Question

The moment of inertia of a flywheel is $0.2kg{m^2}$ which is initially stationary. A constant external torque 5Nm acts on the wheel. The work done by this torque during 10sec is:
A. 1250J
B. 2500J
C. 5000J
D. 6250J

Answer 1

We can use Newton’s second law of motion to derive a relation between torque and momentum. Apply the work-energy principle. Using this, derive a relation between momentum, a moment of inertia, and work to solve the problem.

Formula Used: The formulae used in the solution are given here.
Torque $\tau = F \times r$ where $F$ is the force applied.
$F = \dfrac{{dL}}{{dt}}$ where $L$ is the momentum.
Change in momentum $L = \int {\tau \cdot dt}$.

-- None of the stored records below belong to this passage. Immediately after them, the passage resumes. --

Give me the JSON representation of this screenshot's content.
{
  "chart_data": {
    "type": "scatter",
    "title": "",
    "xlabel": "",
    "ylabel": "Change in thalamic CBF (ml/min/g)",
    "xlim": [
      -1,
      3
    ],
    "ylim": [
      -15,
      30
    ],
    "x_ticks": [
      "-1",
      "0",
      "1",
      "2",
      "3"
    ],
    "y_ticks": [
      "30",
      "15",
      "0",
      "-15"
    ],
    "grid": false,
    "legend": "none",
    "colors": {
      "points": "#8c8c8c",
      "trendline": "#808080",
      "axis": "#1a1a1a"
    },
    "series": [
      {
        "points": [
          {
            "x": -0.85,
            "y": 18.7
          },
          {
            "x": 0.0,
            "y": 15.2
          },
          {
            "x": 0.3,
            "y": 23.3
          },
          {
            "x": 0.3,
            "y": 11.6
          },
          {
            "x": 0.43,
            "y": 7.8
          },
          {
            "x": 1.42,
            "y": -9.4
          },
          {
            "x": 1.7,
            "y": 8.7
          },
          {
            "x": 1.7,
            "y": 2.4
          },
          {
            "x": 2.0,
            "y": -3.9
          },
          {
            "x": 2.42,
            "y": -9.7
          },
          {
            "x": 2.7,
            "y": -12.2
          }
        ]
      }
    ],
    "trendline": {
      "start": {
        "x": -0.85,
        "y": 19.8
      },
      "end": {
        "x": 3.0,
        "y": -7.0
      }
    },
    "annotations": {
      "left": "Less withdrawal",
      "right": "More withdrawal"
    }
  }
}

Complete step by step answer :
It is given that, the moment of inertia of a flywheel is $0.2kg{m^2}$which is initially stationary. A constant external torque 5Nm acts on the wheel.
Torque is defined as the measure of the force that can cause an object to rotate about an axis. Force is what causes an object to accelerate in linear kinematics. Similarly, torque is what causes an angular acceleration. Hence, torque can be defined as the rotational equivalent of linear force.
Mathematically, $\tau = F \times r$ where $F$ is the force applied.
By Newton’s second law of motion, we know that force is the rate of change of momentum.
$F = \dfrac{{dL}}{{dt}}$.
When $r = 1$ and $\theta = {90^ \circ }$, $\tau = F$.
Thus, from the above equations, we can write that,
$F = \tau = \dfrac{{dL}}{{dt}}$
Rearranging the above equation and integrating it,
Change in momentum $L = \int {\tau \cdot dt}$
We have external torque $\tau = 5Nm$ and $dt = 10\sec$. Substituting these values, we get,
$L = 5 \times 10 = 50kgm{s^{ - 1}}$
Now, we know that work done is the measure of energy transfer that occurs when an object is moved over a distance by an external force. The work-energy theorem states that the net work done by the forces on an object equals the change in its kinetic energy.
Thus, work done= change in kinetic energy.
We can write,
$W = \dfrac{{{L^2}}}{{2I}}$ where $W$ is the work done, $L$ is the change in momentum and $I$ is the moment of inertia.
We have, $L = 50$ and $I = 0.2$.
Substituting the values given in the equation,
$W = \dfrac{{{{\left( {50} \right)}^2}}}{{2 \times 0.2}} = \dfrac{{25000}}{4}$
$\Rightarrow W = 6250J$
Hence, the correct answer is Option D.

Note: The moment of inertia, otherwise known as the mass moment of inertia, angular mass or rotational inertia, of a rigid body, is a quantity that determines the torque needed for a desired angular acceleration about a rotational axis; similar to how mass determines the force needed for the desired acceleration. It is given by, $I = \dfrac{L}{\omega }$ where $L$ is the momentum and $\omega$ is the angular velocity.